By Nina-Kate Scarff 

    Since 2005, Westgate Community Initiative Group (WCIG) has curated a social identity that challenges the parameters of contemporary marketplaces through its first social enterprise, Cleanable, and later retail edition, LoveLuvo, where I now sit with Peter Collins, Social Enterprise Group Manager for WCIG and Jessica Sims, LoveLuvo manager. 

    LoveLuvo and its wider branches occupy an important and necessary space in the business ecosystem: every $1 million government dollars in turnover, social enterprise creates 9 jobs, a stark contrast to the mining and construction industries where one job produces $1 million dollars in turnover. 

    Wandering through the LoveLuvo retail space ignites a childhood-like tendency: I want to touch, smell and hold everything within reach. It’s a place where you don’t have to justify your shopping basket, it’s both chock-full of essentials and supporting a cause more significant than you or I might understand. Like Cleanable, LoveLuvo provides meaningful, paid employment, work experience and vocational training opportunities for people who experience barriers to work. LoveLuvo currently gives meaningful employment to three staff members with barriers to employment and champions others through ongoing training, professional development and personal growth. Here, Jess says, ‘it’s about creating the supports that enable people to come to work every day, even when they may not be able to in non-open employment’. 

    So when COVID struck, it wasn’t just back to basics; it was back to the drawing board. Even though the pandemic was a functionary obstacle and LoveLuvo had to pivot to click and collect and think outside the box to keep employment hours clocking, Jess is quick to point out this patch was a testament to the Seddon community and their willingness to champion LoveLuvo. ‘Our loyal customers in Seddon made sure they contacted us and were very supportive, and when they did return, it was in droves.’ 

    What draws Peter and Jess to LoveLuvo and WCIG is watching the progress and growth of those who have found employment here reveal themselves before their eyes. In this sense, they don’t need to search for meaning in figures and sales.

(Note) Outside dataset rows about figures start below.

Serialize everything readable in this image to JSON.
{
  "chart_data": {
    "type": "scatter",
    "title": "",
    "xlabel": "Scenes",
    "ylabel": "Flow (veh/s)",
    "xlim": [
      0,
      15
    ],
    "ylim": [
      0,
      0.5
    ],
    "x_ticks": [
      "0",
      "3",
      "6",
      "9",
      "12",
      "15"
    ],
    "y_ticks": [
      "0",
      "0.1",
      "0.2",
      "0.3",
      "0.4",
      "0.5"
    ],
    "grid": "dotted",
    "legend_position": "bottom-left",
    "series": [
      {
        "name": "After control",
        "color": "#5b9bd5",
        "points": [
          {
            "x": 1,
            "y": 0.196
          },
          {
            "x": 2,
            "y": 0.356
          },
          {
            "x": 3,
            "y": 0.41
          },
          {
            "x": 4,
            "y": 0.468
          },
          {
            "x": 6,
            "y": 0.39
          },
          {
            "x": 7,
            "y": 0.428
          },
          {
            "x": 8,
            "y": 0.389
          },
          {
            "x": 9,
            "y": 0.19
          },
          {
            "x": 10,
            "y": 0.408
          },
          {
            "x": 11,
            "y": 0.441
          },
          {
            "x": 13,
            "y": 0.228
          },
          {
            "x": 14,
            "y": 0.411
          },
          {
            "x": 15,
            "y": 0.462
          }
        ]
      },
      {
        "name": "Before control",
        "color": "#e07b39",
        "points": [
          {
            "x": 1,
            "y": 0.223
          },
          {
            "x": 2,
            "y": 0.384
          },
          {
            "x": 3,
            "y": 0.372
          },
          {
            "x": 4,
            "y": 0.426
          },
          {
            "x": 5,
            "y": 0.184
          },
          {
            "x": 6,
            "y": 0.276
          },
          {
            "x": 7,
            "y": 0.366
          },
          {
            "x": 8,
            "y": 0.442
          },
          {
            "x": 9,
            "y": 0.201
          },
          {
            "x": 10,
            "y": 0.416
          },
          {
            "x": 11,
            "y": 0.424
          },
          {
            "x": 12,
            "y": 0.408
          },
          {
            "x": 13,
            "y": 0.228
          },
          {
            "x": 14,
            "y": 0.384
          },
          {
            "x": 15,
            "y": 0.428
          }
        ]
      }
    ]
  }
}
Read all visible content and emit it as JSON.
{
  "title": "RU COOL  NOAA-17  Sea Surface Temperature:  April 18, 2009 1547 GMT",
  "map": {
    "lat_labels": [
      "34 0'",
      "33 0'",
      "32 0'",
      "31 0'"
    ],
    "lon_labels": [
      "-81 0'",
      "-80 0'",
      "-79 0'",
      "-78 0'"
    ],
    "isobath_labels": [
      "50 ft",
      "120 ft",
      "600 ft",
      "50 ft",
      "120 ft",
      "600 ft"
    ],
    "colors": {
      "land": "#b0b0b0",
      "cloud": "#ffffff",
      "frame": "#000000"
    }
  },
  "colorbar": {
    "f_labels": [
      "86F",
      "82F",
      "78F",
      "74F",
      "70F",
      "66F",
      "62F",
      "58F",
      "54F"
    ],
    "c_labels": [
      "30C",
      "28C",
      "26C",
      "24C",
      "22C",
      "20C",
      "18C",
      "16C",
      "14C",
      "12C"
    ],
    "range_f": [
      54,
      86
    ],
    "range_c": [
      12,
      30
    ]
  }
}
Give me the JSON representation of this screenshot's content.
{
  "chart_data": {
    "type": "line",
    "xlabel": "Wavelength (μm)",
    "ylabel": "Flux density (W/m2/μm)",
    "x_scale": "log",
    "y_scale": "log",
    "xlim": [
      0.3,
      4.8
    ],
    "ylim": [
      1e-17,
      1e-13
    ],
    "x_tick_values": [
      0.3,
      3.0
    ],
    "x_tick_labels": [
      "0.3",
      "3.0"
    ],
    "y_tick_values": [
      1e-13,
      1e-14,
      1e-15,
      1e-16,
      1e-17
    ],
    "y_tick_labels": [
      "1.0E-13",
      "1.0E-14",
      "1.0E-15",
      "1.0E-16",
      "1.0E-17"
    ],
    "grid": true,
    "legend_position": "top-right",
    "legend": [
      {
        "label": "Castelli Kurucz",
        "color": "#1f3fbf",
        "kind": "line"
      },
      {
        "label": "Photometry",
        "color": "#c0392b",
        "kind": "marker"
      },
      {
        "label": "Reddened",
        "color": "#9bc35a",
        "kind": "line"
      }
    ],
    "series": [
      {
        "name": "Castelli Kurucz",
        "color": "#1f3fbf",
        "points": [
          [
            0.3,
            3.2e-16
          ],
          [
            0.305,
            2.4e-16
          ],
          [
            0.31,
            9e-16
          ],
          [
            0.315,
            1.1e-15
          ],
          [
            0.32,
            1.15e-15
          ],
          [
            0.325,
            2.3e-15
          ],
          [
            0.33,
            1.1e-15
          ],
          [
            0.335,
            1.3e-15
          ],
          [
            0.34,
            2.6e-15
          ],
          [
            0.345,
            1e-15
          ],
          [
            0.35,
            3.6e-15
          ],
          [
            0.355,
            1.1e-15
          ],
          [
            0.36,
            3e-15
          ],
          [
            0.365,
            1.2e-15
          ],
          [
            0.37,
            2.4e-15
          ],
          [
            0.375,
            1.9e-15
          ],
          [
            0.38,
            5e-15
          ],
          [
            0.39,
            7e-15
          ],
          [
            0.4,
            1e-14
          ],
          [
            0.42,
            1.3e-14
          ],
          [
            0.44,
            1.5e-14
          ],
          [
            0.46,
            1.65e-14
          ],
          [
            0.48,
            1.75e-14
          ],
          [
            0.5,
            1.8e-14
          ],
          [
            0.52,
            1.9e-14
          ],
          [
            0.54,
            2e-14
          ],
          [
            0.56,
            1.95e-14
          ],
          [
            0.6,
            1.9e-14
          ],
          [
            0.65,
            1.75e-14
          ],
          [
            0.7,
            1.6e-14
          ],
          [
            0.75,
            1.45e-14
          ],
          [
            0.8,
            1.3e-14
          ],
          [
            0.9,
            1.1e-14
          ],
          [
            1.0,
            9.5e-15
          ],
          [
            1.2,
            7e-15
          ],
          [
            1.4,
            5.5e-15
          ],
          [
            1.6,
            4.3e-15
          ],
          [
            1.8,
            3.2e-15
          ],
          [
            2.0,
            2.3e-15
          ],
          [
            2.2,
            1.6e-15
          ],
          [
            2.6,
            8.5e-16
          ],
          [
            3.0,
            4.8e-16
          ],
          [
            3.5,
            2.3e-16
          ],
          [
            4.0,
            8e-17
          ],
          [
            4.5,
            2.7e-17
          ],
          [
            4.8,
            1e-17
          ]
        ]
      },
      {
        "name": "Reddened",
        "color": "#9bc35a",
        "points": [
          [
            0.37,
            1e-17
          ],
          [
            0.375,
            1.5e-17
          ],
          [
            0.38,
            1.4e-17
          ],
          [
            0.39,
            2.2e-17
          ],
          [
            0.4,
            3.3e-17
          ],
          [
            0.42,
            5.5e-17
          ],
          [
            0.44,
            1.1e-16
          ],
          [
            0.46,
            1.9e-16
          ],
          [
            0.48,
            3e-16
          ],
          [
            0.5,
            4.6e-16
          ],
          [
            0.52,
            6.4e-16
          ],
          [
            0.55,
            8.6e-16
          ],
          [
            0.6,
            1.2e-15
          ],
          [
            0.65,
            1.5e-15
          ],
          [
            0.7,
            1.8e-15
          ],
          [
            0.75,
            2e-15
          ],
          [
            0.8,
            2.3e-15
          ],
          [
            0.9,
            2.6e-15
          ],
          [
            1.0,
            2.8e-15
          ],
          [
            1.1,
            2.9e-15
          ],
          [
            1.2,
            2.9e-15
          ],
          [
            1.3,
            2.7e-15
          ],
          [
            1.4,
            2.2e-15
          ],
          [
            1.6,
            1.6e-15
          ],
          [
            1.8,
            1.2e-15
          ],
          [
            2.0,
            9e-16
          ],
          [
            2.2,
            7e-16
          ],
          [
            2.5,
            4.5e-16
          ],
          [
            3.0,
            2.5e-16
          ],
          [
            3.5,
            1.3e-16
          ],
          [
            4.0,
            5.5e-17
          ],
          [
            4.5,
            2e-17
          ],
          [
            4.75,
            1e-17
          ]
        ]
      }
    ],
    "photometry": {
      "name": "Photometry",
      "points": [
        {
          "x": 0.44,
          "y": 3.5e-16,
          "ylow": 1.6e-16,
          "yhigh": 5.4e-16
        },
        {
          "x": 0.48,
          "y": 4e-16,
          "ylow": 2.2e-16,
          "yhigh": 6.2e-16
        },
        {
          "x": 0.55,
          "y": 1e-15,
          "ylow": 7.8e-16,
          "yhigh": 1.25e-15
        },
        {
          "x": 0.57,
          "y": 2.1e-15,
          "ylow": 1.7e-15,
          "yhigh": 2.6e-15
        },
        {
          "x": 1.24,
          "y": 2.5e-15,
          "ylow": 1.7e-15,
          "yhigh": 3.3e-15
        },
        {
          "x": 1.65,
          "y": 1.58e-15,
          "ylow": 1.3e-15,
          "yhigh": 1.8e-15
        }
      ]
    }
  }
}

They see the shift in confidence and knowledge in the people who find employment here, something which one cannot find in impact reports or monthly figures. ‘That goes for all social enterprises’, Peter reminds me, ‘it’s not unique to WCIG, though they are a recipient of those benefits’. ‘Our goal is to address and remove those barriers and provide the support required to work through the obstacles that the community might perceive they have and that they might see in themselves’. When asked about some of the barriers facing LoveLuvo and WCIG’s other enterprise components, Peter’s analogy encapsulated their main challenge better than I will be able to: “A social enterprise cafe needs to rely on a great product not just a mission. Consumers will buy one cup of coffee if it is for a good cause. However to keep them coming back you need to also sell a great cup of coffee. We have to work hard to ensure the product is as good as the cause.”

    LoveLuvo possesses the same ambition as similar retail spaces that take to the body care glossary. Still, their products must respond competitively to an extensive checklist before making it to the shelf: sustainable products, supporting other social enterprises, donating to charities, small, local businesses or women-run businesses, to name a few. ‘Sustainability has become a trend’, Jess points out, ‘so debunking the greenwash and doing the research for the customer’ has become a staple practice on the LoveLuvo shop floor. In the last financial year, LoveLuvo contributed over $113,000 to local businesses, $55,000 to women-run companies and $48,000 to other social enterprises by sourcing from local suppliers. ‘We’ve already made that choice for you, so when you walk into the shop, everything here has ticked boxes’. What called to me was the simplicity of this practice and how seamlessly these layers had been woven into a trifecta retail experience. LoveLuvo is learning from the community, using these products and the stories behind them to educate customers who walk away more socially conscious. 

    Of course, this article cannot pin down the significance LoveLuvo holds, not just for the community but for the local, emerging brands comprising its catalogue and the lives it touches through education, training and employment. Something of its capacity for change and ability to shift the dialogue on what a functioning, thriving social enterprise looks like is apparent in its significance to the Seddon community.